Roiderer weist jeden Verdacht in diese Richtung weit von sich. "Wir sind zu 100 Prozent sauber", beteuert der Wirte-Sprecher. Ein Wirt, der so handeln würde, "der schießt sich doch selber ins Knie". Er lege "die Hand dafür ins Feuer, dass die Wirte die Plätze nicht verkaufen".

Reiter lässt indessen keinen Zweifel daran, dass ein Wirt mit harten Sanktionen rechnen muss, falls er doch in den Schwarzhandel verwickelt sein sollte. "Das wäre ein hartes Vergehen", sagt Reiter, "da würde ich schon ernsthaft darüber nachdenken, ob so jemand noch einen Platz auf der Wiesn haben kann." Sollte sich herausstellen, dass Unternehmen reservierte Plätze weiterverkauft haben, erwartet Reiter von den Wirten ein hartes Durchgreifen. Sie müssten dafür sorgen, dass solche Firmen in Zukunft keine Reservierungen für die Wiesn mehr bekämen.
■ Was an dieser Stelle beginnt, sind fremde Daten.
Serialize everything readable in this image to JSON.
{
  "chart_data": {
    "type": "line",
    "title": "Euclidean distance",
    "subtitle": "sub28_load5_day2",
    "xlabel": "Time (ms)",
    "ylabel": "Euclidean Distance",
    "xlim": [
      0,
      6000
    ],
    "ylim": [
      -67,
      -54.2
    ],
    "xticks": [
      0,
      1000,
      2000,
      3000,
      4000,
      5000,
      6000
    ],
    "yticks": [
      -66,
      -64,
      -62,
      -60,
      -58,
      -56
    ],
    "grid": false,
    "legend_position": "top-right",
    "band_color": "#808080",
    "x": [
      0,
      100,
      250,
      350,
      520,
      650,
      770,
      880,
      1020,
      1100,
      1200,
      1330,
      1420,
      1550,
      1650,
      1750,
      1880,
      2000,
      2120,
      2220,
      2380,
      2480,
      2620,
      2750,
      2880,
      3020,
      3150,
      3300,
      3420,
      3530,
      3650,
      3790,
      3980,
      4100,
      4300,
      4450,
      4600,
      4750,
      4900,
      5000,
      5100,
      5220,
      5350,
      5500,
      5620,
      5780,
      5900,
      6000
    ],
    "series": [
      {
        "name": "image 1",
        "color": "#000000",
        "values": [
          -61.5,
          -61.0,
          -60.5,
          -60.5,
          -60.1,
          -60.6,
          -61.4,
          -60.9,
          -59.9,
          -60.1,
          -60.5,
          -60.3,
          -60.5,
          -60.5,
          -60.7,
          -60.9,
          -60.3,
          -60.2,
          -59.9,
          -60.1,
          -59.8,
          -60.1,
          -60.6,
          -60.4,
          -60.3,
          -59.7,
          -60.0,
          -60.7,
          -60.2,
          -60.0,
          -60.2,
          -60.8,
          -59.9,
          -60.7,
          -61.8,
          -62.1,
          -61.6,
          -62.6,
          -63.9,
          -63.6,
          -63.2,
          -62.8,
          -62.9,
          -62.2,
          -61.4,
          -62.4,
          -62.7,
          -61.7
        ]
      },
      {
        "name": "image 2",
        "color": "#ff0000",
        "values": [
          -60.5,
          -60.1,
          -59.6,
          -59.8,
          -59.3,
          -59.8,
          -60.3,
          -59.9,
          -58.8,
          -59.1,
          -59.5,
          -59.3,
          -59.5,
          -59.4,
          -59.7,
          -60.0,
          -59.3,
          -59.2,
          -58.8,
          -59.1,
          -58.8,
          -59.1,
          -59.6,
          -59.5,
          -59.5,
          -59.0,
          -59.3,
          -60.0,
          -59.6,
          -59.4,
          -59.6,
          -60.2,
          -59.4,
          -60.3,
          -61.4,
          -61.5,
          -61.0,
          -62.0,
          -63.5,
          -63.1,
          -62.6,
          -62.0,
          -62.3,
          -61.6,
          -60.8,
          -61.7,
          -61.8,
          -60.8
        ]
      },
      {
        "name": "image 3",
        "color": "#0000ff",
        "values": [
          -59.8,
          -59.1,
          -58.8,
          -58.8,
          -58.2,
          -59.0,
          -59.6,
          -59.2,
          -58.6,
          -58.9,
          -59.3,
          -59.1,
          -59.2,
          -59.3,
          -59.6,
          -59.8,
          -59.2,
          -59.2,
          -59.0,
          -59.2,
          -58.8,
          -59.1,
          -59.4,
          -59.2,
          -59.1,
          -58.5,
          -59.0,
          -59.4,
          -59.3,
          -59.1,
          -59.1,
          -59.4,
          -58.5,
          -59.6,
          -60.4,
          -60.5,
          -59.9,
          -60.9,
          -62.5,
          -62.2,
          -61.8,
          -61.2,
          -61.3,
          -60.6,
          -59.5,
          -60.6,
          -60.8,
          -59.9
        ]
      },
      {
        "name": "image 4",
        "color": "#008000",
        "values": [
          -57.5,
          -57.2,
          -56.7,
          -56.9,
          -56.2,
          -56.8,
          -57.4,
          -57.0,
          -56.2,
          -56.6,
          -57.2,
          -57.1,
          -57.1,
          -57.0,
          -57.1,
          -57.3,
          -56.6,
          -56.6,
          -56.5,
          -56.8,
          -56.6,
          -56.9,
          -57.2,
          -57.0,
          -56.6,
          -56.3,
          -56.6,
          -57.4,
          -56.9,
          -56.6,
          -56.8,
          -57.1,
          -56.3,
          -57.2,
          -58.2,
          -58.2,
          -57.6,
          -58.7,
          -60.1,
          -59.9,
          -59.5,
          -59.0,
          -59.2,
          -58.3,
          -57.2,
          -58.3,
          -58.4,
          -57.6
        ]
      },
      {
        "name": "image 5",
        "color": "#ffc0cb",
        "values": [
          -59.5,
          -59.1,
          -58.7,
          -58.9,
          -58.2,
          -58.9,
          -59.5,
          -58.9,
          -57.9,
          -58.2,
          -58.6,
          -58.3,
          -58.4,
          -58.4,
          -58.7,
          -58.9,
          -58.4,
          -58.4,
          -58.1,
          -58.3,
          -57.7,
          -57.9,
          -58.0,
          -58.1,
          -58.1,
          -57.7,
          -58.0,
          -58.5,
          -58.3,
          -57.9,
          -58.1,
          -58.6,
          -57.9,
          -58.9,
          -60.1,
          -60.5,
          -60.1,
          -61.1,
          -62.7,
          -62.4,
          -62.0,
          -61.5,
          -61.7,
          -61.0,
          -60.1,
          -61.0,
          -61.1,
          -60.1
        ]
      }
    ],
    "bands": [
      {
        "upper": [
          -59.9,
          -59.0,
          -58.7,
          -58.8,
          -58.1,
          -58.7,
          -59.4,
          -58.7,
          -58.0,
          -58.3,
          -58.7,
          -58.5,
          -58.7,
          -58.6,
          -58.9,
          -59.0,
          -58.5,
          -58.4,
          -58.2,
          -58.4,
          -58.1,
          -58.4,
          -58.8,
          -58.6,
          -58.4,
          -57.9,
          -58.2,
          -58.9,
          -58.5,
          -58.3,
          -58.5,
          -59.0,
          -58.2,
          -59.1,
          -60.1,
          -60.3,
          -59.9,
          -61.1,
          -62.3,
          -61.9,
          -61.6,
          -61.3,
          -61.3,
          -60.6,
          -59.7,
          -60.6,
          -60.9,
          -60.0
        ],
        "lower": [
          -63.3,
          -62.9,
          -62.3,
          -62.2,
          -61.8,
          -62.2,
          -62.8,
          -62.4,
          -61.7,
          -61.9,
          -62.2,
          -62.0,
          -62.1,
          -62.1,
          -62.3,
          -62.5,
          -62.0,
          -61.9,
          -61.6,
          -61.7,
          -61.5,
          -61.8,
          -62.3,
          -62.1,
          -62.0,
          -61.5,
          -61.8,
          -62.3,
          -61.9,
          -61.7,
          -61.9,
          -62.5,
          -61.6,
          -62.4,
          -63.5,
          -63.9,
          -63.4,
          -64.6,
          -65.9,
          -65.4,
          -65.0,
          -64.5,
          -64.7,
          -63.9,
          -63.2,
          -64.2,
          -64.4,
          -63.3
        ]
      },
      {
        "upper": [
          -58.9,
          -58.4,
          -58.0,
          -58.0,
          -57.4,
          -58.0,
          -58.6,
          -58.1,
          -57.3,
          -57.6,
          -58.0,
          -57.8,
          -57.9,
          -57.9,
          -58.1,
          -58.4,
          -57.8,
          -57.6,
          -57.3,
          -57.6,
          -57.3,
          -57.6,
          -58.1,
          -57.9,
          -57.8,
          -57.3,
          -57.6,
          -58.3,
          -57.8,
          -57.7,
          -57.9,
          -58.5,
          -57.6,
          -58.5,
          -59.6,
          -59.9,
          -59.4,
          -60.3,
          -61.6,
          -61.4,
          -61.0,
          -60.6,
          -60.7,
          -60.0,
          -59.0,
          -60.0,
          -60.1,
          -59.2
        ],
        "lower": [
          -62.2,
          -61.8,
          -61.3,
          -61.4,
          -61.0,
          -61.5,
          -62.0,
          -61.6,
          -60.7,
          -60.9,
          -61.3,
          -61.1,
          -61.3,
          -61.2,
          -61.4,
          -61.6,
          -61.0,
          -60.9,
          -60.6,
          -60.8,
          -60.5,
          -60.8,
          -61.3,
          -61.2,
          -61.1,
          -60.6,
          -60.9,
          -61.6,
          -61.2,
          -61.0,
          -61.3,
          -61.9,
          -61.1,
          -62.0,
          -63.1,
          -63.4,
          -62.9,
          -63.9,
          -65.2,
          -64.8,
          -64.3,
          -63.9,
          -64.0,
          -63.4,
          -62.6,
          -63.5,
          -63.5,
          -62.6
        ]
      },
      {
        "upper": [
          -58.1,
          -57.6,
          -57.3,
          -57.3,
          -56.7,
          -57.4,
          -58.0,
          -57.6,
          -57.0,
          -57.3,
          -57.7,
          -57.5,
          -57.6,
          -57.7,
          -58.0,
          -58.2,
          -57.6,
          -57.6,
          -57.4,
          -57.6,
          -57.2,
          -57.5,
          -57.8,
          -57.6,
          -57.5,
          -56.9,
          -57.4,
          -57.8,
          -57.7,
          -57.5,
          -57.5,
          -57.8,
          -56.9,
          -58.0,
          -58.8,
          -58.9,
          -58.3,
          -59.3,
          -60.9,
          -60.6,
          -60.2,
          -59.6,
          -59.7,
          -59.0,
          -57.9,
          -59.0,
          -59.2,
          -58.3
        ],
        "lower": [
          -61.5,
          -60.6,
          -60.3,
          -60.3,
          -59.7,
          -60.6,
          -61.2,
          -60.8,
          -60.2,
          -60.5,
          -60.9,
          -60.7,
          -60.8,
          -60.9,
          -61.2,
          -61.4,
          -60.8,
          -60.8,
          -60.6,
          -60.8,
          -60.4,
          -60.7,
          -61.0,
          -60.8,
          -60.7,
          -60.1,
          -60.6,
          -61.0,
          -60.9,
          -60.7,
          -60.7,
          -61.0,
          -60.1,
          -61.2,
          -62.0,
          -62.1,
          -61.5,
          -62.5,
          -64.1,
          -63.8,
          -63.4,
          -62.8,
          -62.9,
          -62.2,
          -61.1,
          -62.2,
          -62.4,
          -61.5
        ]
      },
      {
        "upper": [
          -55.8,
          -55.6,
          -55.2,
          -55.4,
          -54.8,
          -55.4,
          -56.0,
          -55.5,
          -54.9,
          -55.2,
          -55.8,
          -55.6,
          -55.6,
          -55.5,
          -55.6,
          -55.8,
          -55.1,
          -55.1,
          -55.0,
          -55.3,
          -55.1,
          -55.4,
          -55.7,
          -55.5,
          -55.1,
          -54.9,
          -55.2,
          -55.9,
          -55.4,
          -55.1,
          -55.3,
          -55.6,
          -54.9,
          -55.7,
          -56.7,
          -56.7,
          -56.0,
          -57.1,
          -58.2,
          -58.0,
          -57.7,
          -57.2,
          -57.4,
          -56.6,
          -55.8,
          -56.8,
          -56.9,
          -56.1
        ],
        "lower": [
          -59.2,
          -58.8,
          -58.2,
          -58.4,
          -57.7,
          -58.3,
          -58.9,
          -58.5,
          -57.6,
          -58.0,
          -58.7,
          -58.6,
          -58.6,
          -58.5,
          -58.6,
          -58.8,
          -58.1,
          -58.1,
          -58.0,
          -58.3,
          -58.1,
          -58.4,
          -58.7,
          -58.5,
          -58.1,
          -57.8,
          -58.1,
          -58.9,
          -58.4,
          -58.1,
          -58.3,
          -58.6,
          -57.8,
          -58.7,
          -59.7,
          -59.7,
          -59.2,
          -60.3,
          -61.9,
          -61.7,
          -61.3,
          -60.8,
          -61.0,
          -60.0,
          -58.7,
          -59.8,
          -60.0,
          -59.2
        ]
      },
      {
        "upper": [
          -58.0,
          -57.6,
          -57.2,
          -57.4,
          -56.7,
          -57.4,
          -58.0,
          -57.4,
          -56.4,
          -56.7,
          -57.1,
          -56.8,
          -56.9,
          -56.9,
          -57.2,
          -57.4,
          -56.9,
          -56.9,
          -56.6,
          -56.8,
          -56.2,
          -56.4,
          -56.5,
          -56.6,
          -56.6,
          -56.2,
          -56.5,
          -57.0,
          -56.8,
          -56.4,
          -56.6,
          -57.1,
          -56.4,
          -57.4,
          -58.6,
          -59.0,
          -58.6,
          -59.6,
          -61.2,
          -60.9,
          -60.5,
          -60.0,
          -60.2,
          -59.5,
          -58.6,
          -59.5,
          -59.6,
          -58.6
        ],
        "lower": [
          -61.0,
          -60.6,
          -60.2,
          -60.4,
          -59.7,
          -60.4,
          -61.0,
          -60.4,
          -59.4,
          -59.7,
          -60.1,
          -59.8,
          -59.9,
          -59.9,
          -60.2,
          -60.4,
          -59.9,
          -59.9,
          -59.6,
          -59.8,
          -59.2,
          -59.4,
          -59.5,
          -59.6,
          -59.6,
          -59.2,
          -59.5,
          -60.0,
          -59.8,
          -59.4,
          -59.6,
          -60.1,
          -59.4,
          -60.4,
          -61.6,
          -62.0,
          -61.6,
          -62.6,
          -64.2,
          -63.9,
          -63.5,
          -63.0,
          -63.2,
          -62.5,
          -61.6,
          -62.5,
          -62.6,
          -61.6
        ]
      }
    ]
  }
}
Immer ein gewisser Schwund

Vehement wehrt sich Reiter gegen die Lesart, der Schwarzmarkthandel sei wegen der von der Stadt verfügten Reduzierung der reservierten Plätze erst so richtig in Schwung gekommen. Der Vorwurf aus dem Lager der Wirte "hat mich geärgert", sagt Reiter, der überhaupt keinen Zusammenhang sieht. "Das würde ja bedeuten, wenn wir 100 Prozent Reservierungen haben, hätten wir überhaupt keinen Schwarzhandel mehr." Nach Reiters Einschätzung wäre dann aber genau das Gegenteil der Fall: der Schwarzhandel würde "regelrecht explodieren", weil es überhaupt keine Möglichkeit mehr gäbe, legal an freie Plätze zu kommen.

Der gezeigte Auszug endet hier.